O uso da tecnologia e novas formas de comunicação alteraram bastante o cenário da época de Stuart Mill. Por ocasião da publicação da obra "Sobre a Liberdade" em 1859, estava-se apenas pouco mais de um século pós imprensa de Gutenberg que foi desenvolvida entre os anos de 1439 e 1440 a partir da confecção e combinação de tipos móveis moldados em chumbo. Hoje há o recente Telegram (2013) com apenas 2 anos de criação; o Instagram (2010), o Whatsapp (2009); Twitter (2006); Facebook (2004) e a indústria de tecnologia avança a cada dia sinalizando para a criação de outras mídias sociais, plataformas e aplicativos de comunicação que apresentam mais liberdade para a população e possibilitam a expressão de suas ideias, ampliando o debate e o confronto de ideias, sendo que através desse burilamento a população tem acesso a verdade e em tempo o mais próximo do real possível, sem filtro de outras formas de comunicação e/ou imprensa já consolidados, que porém podem, eventualmente, servir a interesses de autoridades (conforme apontava Mill) ou então atuar como opositor, de forma seletiva, não para promover o debate e confrontar ideias buscando a verdade, mas sim para evitá-lo a todo custo por interesses que são contrários ao que Stuart Mill apontou como progresso humano.
Em que pese ainda recentíssimos, em alguns países o Telegram, Whatsapp, Twitter, Instagram e Facebook são proibidos e em outros há controle do que pode e não pode ser publicado ou compartilhado entre os usuários, evitando assim que a população tenha conhecimento da realidade, o que fere um direito humano fundamental. Os antigos moldes móveis de chumbo criados por Gutenberg assustaram muito as autoridades da época e das seguintes, tanto é que livros e mais livros têm sido queimados ao longo dos séculos. Todavia, a criptografia tem assustado ainda mais.
No Brasil, considerando que o regime de governo não é autoritário ou totalitário com relação ao modo que o poder está distribuído entre os elementos do Estado, nem apresenta a forma de tirania, não se observam atitudes taxativas de impedir uso ou autorizar uso com restrição de conteúdo ou de vedar pessoas ou instituições de exercerem sua liberdade de expressão através de Telegram, Whatsapp, Twitter, Instagram ou Facebook, conforme ocorrem em outros países com visão totalitária e de domínio do governamental sobre o povo e com supressão da opinião, vontade e liberdade da população. A lógica e o bom senso indicam que o Brasil não caminha para este tipo de cenário que já ocorre em outros países, pelo contrário, a jovem democracia brasileira tem convivido, aparentemente bem, com o debate de ideias, confrontação de verdades e mentiras, havendo mecanismos jurídicos no ordenamento brasileiro para restaurar eventuais danos, porém sem limitar ou muito menos impedir a liberdade de expressão. Ad argumentandum, um cenário diverso seria apocalíptico, hipoteticamente até possível, porém pouquíssimo provável, a não ser que o território brasileiro viesse ser imaginariamente invadido por algumas das nações que já são adeptas a esse tipo de prática de cerceamento de liberdade, ou então por interesse econômico e de poder de outras fontes de expressão que venham se sentir ameaçadas no monopólio de transmitir textos, áudios e vídeos, ou ainda, seletivamente tenham interesse na divulgação parcial de informações pelos mais variados interesses, legítimos ou ilegítimos que a mente humana possa conjecturar. Em qualquer caso, o livro Sobre a Liberdade de John Stuart Mill é um farol que sinaliza na escuridão a diferença entre o caminho que conduz à destruição nos rochedos e recifes ou aquele que possibilita uma navegação segura para a sociedade visando seu progresso.

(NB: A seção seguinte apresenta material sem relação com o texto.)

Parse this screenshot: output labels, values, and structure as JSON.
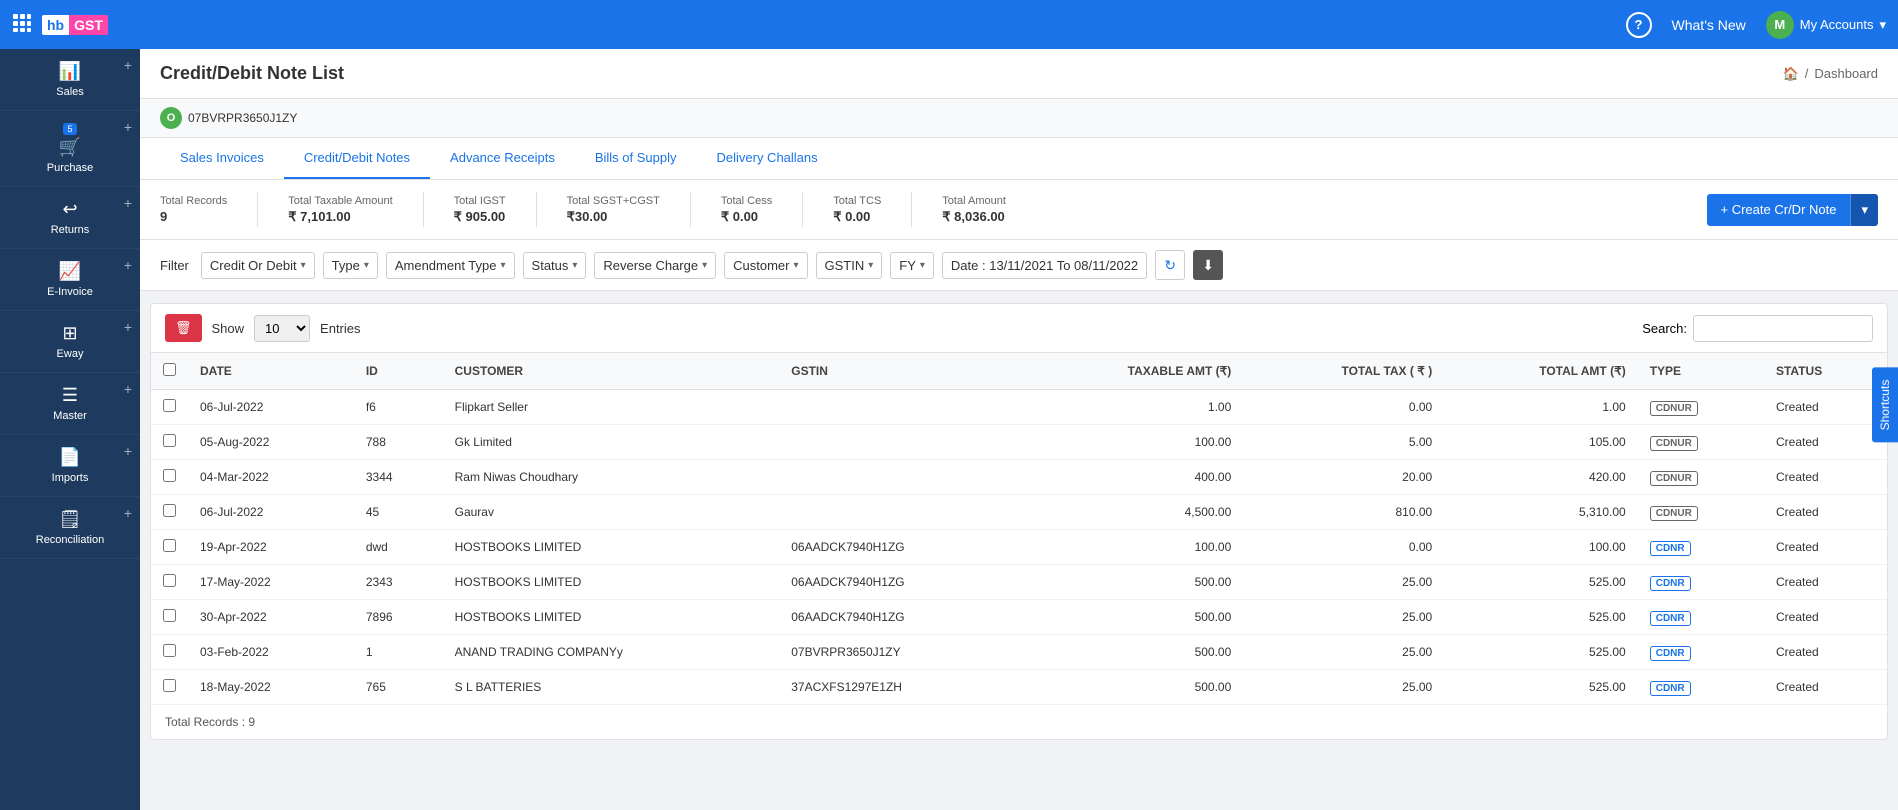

Para o autor, a coexistência de diversas opiniões permite desenvolver um senso crítico, fazendo refletir sobre a própria opinião e fundamentá-las. Após, ainda é necessário colocar sua opinião já formada em prática. A diversidade de opiniões é importante para que as pessoas possam conhecê-las e a partir daí analisá-las e decidir se compartilham desta ou daquela parte da opinião. Logo, a existência de uma opinião comum em uma sociedade impede que outras verdades sejam conhecidas.
Mill destaca os limites do poder da sociedade sobre o individuo, pois não pode ser ilimitado. Também defende um governo limitado, que tenha poderes restritos, para não interferir de forma desnecessária nas decisões individuais, inclusive Mill argumenta que cada pessoa tem o direito de agir como quiser, porém se causar dano, então deve ser responsabilizado.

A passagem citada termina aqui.